Comprendere il proprio livello

Comprendere il proprio livello

Comprendere il proprio livello 150 150 Università Popolare Wang Academy
  Le barriere naturali che impediscono ad una mentalità Occidentale di avvicinarsi alle discipline marziali senza pregiudizio. Nell’approccio alle discipline Orientali vi sono, in Occidente, degli atteggiamenti diffusi che impediscono talvolta agli allievi di avvicinarsi, inserirsi e perseguire la Via (il Dao) in modo efficace e sereno. Talvolta le difficoltà sono da imputare ad una resistenza verso i metodi e l’igiene mentale insite nelle discipline marziali. Queste difficoltà determinano una naturale selezione fra coloro che si accingono a perseguire “la via del discepolo” e coloro che invece la evitano. In occidente si tende spesso a inserire l’allievo in un livello, grado o cintura come qualifica preliminare al percorso di apprendimento. Il livello o il grado acquisito ha un valore sopratutto per il Maestro che, in virtù della propria esperienza, se ne avvale per individuare lo “stadio” raggiunto, il punto di partenza dal quale lo studente proseguirà l’apprendimento. Il livello differisce in base al grado di comprensione delle esperienze maturate e non dalle sole capacità fisiche o dalle conoscenze didattiche apprese dallo studente. Ci si dimentica spesso che le discipline Orientali trascendono dall’aspetto fisico e sportivo, dalla prestazione. Esse sono un mezzo evolutivo attraverso il quale è possibile comprendere sé stessi e trasformarsi in ciò che inconsapevolmente già siamo o vorremmo essere. Sono un percorso di studio che ci aiuta a comprendere il nostro “io” nella sua interezza (corpo-anima-spirito). Per un percorso tanto arduo occorre affidarsi a persone competenti, con esperienza, intuizione e conoscenza. Fondamentale è individuare un Maestro, come guida esperta, nel quale riporre fiducia e fare riferimento durante l’apprendimento. Compreso questo, si possono tracciare alcune linee guida per definire il proprio livello:
  • Prendere coscienza del livello raggiunto consente ad ogni allievo di adeguarvi la pratica. Esserne consapevoli ci evita di smarrirci.

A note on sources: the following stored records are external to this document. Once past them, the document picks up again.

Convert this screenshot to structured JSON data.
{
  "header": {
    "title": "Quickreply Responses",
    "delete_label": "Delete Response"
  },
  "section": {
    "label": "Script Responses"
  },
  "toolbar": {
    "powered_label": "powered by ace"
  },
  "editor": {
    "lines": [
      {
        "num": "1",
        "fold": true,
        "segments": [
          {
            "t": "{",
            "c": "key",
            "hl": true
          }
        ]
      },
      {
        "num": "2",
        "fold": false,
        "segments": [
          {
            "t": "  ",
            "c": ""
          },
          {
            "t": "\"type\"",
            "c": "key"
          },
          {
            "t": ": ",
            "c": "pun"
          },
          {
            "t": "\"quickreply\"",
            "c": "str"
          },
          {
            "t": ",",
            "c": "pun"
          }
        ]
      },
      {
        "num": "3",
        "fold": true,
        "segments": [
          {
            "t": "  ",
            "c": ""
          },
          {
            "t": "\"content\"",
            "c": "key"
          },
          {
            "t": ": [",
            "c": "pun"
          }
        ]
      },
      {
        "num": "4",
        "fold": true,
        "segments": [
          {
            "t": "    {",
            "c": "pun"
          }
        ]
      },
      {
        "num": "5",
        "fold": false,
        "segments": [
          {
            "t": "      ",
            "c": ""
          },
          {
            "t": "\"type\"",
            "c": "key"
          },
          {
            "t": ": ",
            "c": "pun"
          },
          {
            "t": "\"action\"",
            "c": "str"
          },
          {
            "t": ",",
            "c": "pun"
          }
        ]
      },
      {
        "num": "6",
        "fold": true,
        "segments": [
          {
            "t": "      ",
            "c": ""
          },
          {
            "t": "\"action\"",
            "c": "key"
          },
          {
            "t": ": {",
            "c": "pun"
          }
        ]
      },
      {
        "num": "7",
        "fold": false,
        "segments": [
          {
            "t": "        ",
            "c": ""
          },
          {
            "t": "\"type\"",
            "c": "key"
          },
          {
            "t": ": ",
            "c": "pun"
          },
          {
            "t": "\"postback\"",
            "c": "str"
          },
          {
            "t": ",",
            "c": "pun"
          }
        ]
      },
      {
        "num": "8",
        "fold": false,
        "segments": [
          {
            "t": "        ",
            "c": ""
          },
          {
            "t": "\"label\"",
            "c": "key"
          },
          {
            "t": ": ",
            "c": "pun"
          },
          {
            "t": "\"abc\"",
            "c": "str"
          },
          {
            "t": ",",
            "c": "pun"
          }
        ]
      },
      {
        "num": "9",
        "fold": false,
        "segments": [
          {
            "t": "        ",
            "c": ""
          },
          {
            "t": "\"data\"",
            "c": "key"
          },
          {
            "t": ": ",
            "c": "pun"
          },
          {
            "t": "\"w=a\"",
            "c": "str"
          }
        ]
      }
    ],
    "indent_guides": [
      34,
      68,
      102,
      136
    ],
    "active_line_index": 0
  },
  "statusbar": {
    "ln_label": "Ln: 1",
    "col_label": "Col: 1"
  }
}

  • Questa comprensione ci pone nella crescita del confronto con gli altri e con la disciplina stessa.
  • Senza di questo, il livello, come valore assoluto, limita le nostre capacità e ci rende indifesi di fronte agli ostacoli incontrati nella pratica, ignoranti di fronte al sapere, ritrosi al cambiamento, incapaci di rompere gli schemi che ci impediscono di evolvere.
  • Il livello, pertanto, è un punto di osservazione istantaneo attraverso il quale si può comprendere: il passato (i progressi acquisiti); il futuro (ciò che non è stato ancora esperito); il presente (il riconoscersi nel proprio valore) e infine dentro di noi (la fiducia in sé).
  • In tal modo il livello diventa un senso autocritico che individua le abilità conseguite e l’identità maturata.
  • È imprescindibile allora che, il livello è un valore in continuo mutamento, sempre limitato rispetto alla totalità della disciplina e della natura.
  • Quanto descritto sopra non è un giudizio inappellabile bensì una valutazione, attraverso la quale, il Maestro segnala il grado di comprensione dal quale l’allievo matura la sua esperienza nel percorso di studio.
  • Tale stadio è sempre manifesto, consapevolmente, o inconsapevolmente dall’allievo, durante le lezioni e ciò lo si evince dall’atteggiamento, dalle domande poste, dal grado di attenzione.
  • Fattori questi, che forniranno al maestro gli elementi necessari per collocare l’allievo al suo grado di esperienza.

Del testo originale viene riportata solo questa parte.